Saturday, September 17, 2011

Childbirth

So, okay I know is not YET my time, but I was starting watching stuff about childbirth, labor and such and I am starting to get nervous. For the ones who doesn't know...I am a big, BIG coward about pain. I hate pain...I can't tolerate pain. I got to the doctor at the moment I feel whatever thing an over the counter medication can't get through in 24 hours.

I have been through several pains in my life though...I have broke an arm, my right one...in the middle of my third year in college, NOT a good time to do so especially if you are right handed. Don't ask me how I did it but I ended up even making mechanical plot drawings for me and making money from my classmates. Then later on I had a couple of surgeries, nothing major but pain was involved. Everytime I had those minor encounters with a surgeon or a doctor I always asked: "Does childbirth hurts like this?" and the only answered I got was a consistant laugh and a "omg no dear, that one is wayyy worst than this". That didn't sound good.

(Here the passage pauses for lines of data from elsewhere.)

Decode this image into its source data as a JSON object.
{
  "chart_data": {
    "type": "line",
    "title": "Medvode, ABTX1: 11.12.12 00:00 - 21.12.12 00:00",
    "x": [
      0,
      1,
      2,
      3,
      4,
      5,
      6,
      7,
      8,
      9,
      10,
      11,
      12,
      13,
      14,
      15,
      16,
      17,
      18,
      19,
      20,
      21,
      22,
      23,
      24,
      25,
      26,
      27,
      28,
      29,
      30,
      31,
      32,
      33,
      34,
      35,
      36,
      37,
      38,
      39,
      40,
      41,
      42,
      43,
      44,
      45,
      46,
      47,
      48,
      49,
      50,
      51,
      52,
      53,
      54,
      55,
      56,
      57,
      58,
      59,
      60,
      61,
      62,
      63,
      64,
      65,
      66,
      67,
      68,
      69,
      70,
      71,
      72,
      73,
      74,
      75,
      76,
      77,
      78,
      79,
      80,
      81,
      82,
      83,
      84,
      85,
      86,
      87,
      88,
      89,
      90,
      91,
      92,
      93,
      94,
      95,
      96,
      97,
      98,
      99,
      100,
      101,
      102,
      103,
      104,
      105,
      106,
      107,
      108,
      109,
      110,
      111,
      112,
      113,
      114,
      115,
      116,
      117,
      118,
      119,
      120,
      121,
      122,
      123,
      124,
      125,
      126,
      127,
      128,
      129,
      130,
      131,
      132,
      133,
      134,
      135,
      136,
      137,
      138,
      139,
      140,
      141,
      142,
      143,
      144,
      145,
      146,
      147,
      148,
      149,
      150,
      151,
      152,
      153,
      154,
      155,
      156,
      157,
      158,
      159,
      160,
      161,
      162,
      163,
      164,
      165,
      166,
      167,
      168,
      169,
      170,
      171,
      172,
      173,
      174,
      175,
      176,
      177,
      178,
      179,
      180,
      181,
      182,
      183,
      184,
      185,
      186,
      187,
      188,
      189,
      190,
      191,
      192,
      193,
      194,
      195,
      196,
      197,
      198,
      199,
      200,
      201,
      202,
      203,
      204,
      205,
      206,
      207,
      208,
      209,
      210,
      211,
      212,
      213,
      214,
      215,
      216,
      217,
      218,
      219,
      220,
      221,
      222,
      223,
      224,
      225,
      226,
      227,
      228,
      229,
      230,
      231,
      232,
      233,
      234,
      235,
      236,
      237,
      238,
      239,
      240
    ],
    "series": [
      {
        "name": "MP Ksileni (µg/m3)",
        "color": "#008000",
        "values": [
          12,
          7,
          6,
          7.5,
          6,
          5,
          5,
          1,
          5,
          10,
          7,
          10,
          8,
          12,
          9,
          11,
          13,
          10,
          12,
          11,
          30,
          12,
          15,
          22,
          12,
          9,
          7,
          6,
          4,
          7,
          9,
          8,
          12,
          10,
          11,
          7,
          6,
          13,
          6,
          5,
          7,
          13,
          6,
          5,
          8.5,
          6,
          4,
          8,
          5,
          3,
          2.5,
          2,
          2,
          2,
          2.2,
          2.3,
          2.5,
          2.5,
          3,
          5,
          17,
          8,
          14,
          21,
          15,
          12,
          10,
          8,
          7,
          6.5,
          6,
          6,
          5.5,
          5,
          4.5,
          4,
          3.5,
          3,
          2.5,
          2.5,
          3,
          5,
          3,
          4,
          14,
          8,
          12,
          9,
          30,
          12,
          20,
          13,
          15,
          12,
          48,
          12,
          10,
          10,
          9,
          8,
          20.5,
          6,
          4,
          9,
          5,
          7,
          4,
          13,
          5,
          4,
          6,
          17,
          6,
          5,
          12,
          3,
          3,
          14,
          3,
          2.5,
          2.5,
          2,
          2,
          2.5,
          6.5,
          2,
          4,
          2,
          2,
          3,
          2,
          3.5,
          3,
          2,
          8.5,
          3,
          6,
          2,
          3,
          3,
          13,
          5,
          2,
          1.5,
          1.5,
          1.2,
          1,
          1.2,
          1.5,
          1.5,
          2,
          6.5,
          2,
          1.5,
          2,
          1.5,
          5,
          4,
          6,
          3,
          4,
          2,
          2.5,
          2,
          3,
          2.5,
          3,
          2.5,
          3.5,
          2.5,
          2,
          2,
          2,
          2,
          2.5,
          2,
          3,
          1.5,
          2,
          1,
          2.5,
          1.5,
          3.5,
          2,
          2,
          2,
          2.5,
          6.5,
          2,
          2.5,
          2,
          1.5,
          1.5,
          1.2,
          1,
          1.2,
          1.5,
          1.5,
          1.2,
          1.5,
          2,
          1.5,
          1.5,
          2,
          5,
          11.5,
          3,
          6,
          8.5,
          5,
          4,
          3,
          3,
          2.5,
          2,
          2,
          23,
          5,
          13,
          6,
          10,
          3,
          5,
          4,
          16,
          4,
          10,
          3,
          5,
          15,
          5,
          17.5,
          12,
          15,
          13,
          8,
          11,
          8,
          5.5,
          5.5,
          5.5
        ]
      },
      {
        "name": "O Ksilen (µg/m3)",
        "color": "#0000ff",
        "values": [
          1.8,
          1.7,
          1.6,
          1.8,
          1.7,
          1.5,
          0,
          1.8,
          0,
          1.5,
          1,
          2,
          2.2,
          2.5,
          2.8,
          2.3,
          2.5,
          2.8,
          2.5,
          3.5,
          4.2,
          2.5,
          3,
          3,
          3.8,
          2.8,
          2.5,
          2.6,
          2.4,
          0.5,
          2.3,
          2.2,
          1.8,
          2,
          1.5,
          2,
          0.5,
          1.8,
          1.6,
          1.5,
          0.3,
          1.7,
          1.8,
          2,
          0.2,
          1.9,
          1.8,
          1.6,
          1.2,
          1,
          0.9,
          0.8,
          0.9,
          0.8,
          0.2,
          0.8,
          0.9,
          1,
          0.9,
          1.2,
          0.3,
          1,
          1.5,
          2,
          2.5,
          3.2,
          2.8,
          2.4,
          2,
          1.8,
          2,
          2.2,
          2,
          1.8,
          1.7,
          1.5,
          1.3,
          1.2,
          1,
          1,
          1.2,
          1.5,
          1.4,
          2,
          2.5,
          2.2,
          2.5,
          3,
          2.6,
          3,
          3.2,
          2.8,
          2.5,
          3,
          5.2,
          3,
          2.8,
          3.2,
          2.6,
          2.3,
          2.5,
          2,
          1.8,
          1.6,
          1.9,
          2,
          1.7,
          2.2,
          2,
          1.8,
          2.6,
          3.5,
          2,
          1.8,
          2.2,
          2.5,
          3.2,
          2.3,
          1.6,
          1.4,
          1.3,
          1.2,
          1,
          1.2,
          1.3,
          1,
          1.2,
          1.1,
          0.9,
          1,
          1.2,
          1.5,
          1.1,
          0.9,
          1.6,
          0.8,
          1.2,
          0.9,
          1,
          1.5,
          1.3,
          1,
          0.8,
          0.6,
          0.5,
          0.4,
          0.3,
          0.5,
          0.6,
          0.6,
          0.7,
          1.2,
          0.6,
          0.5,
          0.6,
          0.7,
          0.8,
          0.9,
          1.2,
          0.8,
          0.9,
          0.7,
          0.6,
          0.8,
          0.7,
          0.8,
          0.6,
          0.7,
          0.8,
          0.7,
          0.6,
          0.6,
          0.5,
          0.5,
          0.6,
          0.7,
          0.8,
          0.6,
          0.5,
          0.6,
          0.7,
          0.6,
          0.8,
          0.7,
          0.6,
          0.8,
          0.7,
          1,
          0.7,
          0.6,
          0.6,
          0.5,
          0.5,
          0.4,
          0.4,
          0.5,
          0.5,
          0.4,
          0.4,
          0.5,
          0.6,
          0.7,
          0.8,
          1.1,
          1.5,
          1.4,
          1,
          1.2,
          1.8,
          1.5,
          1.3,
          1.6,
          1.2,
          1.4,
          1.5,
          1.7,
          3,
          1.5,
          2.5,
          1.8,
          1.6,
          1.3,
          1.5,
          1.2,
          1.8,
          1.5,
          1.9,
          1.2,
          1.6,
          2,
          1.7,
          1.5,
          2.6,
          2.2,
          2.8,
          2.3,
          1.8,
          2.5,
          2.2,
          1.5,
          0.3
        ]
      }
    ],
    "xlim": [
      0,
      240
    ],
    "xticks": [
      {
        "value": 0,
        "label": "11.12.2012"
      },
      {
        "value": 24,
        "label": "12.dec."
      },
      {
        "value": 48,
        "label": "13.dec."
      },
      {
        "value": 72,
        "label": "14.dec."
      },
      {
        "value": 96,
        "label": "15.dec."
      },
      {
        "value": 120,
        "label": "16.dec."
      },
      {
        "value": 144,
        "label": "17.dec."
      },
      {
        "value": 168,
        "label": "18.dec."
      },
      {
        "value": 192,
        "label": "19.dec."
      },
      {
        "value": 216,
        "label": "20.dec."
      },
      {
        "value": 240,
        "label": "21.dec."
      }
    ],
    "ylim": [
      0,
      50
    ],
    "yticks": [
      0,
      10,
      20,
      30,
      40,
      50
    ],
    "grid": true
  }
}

I actually hope to get through it...you know, nobody tells you that being pregnant is in stages. Nothing is guarantee and I am starting to worry about many things in the meantime. If I am eating well, if I am getting angry when I should relax, if I am getting enough sleep so the baby can get all that it needs...to the most terrifying ones who are I can't feel the baby yet and I am hearing that some people at this stage do...and I don't!  I have my 4 months appointment next week and I am suffering of anxiety already to listen to the heartbeat, when I will know for sure the sex of the baby? So many questions and little answers that you get though the meantime. It's an eternal up and downs of worry and then joy. Nobody tells you that...only that "it's normal, you will be fine".

I am glad most people have the courage to believe that I will do just like that...fine, but right now I am like a nervous ball.